Not a God, a creator.

We are who we are, surrounded by whatever it is. Emotions are the only way to understand that part of us.
No it isn't. In fact, emotions get in the way of understanding by making us believe what we like rather than what has evidence.

We are going to have to do the best we can, but we must do.
I'm not exactly sure what this "must do" thing is. It would be nice, maybe even helpful to know what lies outside of our solar system, but if we don't, we'll still muddle through.

Mental/emotional energy is what is driving the interactions of life. They break down into well recoginzed "frequencies and polarities" that we have given names like love/hate, negative/positive, etc.
No they don't. Things are much more complex than just polarities. But I think this has been discussed in your eponymous thread.

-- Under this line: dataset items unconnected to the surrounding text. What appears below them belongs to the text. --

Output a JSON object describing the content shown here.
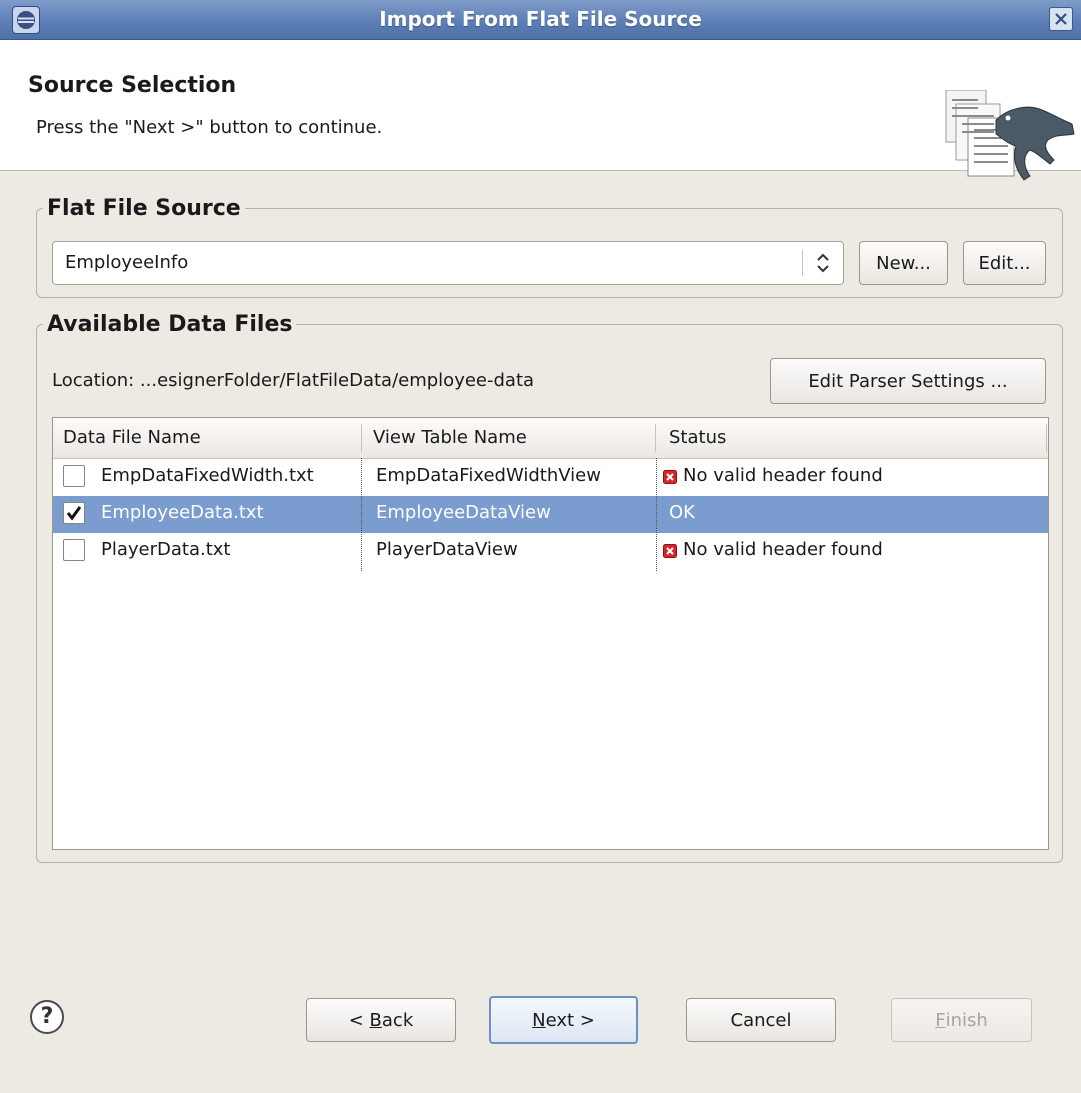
{
  "window": {
    "title": "Import From Flat File Source"
  },
  "header": {
    "title": "Source Selection",
    "description": "Press the \"Next >\" button to continue."
  },
  "flat_file_source": {
    "legend": "Flat File Source",
    "selected_value": "EmployeeInfo",
    "new_label": "New...",
    "edit_label": "Edit..."
  },
  "data_files": {
    "legend": "Available Data Files",
    "location": "Location: ...esignerFolder/FlatFileData/employee-data",
    "edit_parser_label": "Edit Parser Settings ...",
    "columns": [
      "Data File Name",
      "View Table Name",
      "Status"
    ],
    "rows": [
      {
        "file": "EmpDataFixedWidth.txt",
        "view": "EmpDataFixedWidthView",
        "status": "No valid header found",
        "checked": false,
        "error": true
      },
      {
        "file": "EmployeeData.txt",
        "view": "EmployeeDataView",
        "status": "OK",
        "checked": true,
        "error": false
      },
      {
        "file": "PlayerData.txt",
        "view": "PlayerDataView",
        "status": "No valid header found",
        "checked": false,
        "error": true
      }
    ]
  },
  "footer": {
    "back_prefix": "< ",
    "back_mnemonic": "B",
    "back_rest": "ack",
    "next_mnemonic": "N",
    "next_rest": "ext >",
    "cancel_label": "Cancel",
    "finish_mnemonic": "F",
    "finish_rest": "inish"
  },
  "icons": {
    "help": "help-icon",
    "error": "error-icon",
    "close": "close-icon",
    "dropdown": "updown-arrows-icon"
  },
  "colors": {
    "titlebar": "#5d7fb6",
    "selection": "#7a9ccf",
    "error": "#d7262b"
  }
}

They are very real because even though we may not always feel them the way others do, we know what they are feeling. Our connection to it all allows us to feel what others do.
Being of the same species, people will have similar tendencies in the way they react to things, but it can be a bad mistake to assume you know "what others are feeling". You are likely to be wrong.

Our connection to it all allows us to feel what others do. Once the energy conveying their situation reaches us, we access our file on that, and hopefully, we have a good one. That, and act on it right.
Energy? Are you speaking of actual energy or are you making a metaphor? You need to be careful about trying to disguise philosophy under scientific sheep skins. There are too many people here who are talented at BS detection. As for "acting on it right", that's a moral decision, and I'm not sure you and I would agree on what "right" means.
 
Through the mini-universe we can see that having a creator, and not having a creator (atheist view) look the same. It is the concept of God, especially in the image of man, that gets in the way.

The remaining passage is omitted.